Disclaimer

Peeter’s lecture notes from class. These may be incoherent and rough.

Nodal Analysis

Avoiding branch currents can reduce the scope of the computational problem. Consider the same circuit fig. 1, this time introducing only node voltages as unknowns

fig. 1. Resistive circuit with current sources

Unknowns: node voltages: $$V_1, V_2, \cdots V_4$$

Equations are KCL at each node except $$0$$.
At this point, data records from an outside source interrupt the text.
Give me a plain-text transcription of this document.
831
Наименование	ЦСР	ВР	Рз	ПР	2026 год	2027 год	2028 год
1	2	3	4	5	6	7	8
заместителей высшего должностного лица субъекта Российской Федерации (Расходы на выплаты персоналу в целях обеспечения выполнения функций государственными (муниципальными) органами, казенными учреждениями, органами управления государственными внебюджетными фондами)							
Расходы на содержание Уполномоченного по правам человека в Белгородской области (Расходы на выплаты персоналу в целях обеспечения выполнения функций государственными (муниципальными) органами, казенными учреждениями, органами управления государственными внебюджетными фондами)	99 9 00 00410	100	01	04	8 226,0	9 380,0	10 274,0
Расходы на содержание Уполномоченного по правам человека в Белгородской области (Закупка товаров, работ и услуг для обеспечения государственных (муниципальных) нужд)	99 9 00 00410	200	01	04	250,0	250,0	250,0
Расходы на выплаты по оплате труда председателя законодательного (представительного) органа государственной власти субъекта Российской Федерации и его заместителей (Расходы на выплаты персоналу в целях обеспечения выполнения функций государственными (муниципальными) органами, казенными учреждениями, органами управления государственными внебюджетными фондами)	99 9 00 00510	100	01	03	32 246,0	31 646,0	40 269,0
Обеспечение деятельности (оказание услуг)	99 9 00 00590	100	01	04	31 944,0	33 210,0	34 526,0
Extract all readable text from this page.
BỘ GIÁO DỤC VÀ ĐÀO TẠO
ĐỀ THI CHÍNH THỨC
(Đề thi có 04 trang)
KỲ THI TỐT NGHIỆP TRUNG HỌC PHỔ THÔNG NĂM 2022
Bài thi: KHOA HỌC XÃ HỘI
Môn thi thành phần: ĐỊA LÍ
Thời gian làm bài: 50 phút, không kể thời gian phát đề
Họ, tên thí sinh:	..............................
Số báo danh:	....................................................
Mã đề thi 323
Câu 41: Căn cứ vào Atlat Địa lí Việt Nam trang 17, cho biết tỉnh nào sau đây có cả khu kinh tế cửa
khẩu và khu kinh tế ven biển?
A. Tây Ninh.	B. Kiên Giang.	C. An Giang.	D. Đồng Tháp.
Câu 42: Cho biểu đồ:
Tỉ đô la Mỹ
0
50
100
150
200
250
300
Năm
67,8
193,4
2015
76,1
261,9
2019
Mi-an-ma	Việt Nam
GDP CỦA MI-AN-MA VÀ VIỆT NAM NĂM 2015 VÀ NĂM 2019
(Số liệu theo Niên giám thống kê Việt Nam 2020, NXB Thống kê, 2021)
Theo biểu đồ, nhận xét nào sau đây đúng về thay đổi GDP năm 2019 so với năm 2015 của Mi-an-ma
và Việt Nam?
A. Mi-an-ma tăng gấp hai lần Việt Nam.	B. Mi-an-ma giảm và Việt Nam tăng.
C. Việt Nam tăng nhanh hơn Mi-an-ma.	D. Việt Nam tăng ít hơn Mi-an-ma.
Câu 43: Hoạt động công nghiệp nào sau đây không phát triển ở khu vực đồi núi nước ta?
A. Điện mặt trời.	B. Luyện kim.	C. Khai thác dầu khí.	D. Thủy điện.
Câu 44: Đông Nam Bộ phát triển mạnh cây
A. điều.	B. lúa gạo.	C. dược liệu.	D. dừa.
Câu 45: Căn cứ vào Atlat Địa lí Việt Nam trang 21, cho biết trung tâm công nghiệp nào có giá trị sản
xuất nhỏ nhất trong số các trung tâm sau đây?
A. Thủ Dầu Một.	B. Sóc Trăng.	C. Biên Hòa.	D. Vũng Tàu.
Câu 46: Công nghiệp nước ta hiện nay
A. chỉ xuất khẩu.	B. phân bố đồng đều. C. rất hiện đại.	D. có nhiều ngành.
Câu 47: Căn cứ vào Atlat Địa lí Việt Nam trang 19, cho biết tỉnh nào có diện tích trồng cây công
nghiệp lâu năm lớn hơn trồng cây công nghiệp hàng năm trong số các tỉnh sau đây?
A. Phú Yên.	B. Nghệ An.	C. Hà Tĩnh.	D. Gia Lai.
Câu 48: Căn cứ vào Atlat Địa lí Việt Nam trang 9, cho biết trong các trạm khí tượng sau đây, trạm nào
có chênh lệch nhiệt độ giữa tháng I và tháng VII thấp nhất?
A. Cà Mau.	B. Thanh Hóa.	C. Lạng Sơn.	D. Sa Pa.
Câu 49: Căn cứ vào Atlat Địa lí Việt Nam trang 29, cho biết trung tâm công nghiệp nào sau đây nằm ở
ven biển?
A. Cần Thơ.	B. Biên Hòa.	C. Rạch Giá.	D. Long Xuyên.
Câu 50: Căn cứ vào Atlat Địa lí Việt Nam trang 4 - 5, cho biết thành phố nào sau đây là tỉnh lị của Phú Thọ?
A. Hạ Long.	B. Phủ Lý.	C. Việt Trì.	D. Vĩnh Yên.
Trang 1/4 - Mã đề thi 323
1. $$\frac{V_1 – 0}{R_A} + \frac{V_1 – V_2}{R_B} + i_{S,A} = 0$$

2. $$\frac{V_2 – 0}{R_E} + \frac{V_2 – V_1}{R_B} + i_{S,B} + i_{S,C} = 0$$

3. $$\frac{V_3 – V_4}{R_C} – i_{S,C} = 0$$

4. $$\frac{V_4 – 0}{R_D} +\frac{V_4 – V_3}{R_C} – i_{S,A} – i_{S,B} = 0$$

In matrix form this is

\label{eqn:multiphysicsL3:20}
\begin{bmatrix}
\inv{R_A} + \inv{R_B} & – \inv{R_B} & 0 & 0 \\
-\inv{R_B} & \inv{R_B} + \inv{R_E} & 0 & 0 \\
0 & 0 & \inv{R_C} & -\inv{R_C} \\
0 & 0 & -\inv{R_C} & \inv{R_C} + \inv{R_D}
\end{bmatrix}
\begin{bmatrix}
V_1 \\
V_2 \\
V_3 \\
V_4 \\
\end{bmatrix}
=
\begin{bmatrix}
-i_{S,A} \\
-i_{S,B} – i_{S,C} \\
i_{S,C} \\
i_{S,A} + i_{S,B}
\end{bmatrix}

Introducing the nodal matrix

\label{eqn:multiphysicsL3:40}
G \overline{{V}}_N = \overline{{I}}_S

We identify the {stamp} for a resister of value $$R$$ between nodes $$n_1$$ and $$n_2$$

stamp matrix

where we have a set of rows and columns for each of the node voltages $$n_1, n_2$$.

Note that some care is required to use this nodal analysis method since we required the invertible relationship $$i = V/R$$. We also cannot handle short circuits $$V = 0$$, or voltage sources $$V = 5$$ (say). We will also have trouble with differential terms like inductors.

Recap of node branch equations

• KCL: $$A \cdot \overline{{I}}_B = \overline{{I}}_S$$
• Constitutive: $$\overline{{I}}_B = \alpha A^\T \overline{{V}}_N$$,
• Nodal equations: $$A \alpha A^\T \overline{{V}}_N = \overline{{I}}_S$$

where $$\overline{{I}}_B$$ was the branch currents, $$A$$ was the incidence matrix, and $$\alpha = \begin{bmatrix}\inv{R_1} & & \\ & \inv{R_2} & \\ & & \ddots \end{bmatrix}$$.

The stamp can be observed in the multiplication of the contribution for a single resistor, where we see that the incidence matrix has the form $$G = A \alpha A^\T$$

stamp factor

Theoretical facts

Noting that $$\lr{ A B }^\T = B^\T A^\T$$, it is clear that the nodal matrix $$G = A \alpha A^\T$$ is symmetric

\label{eqn:multiphysicsL3:80}
G^\T
=
\lr{ A \alpha A^\T }^\T
=
\lr{ A^\T }^\T \alpha^\T A^\T
=
A \alpha A^\T
= G

Modified nodal analysis (MNA)

This is the method that we find in software such as spice.

To illustrate the method, consider the same circuit, augmented with an additional voltage sources as in fig. 4.

fig. 4. Resistive circuit with current and voltage sources

We know wish to have the following unknowns

• node voltages ($$N-1$$): $$V_1, V_2, \cdots V_5$$
• branch currents for selected components ($$K$$): $$i_{S,C}, i_{S,D}$$

We will have two less unknowns for this system than with standard nodal analysis. Our equations are

1. $$-\frac{V_5-V_1}{R_A} +\frac{V_1-V_2}{R_B} + i_{S,A} = 0$$

2. $$\frac{V_2-V_5}{R_E} +\frac{V_2-V_1}{R_B} + i_{S,B} + i_{S,C} = 0$$

3. $$-i_{S,C} + \frac{V_3-V_4}{R_C} = 0$$

4. $$\frac{V_4-0}{R_D} +\frac{V_4-V_3}{R_C} – i_{S,A} – i_{S,B} = 0$$

5. $$\frac{V_5-V_2}{R_E} +\frac{V_5-V_1}{R_A} + i_{S,D} = 0$$

Put into giant matrix form, this is

giant matrix

Call the extension to the nodal matrix $$G$$, the {voltage incidence matrix} $$A_V$$.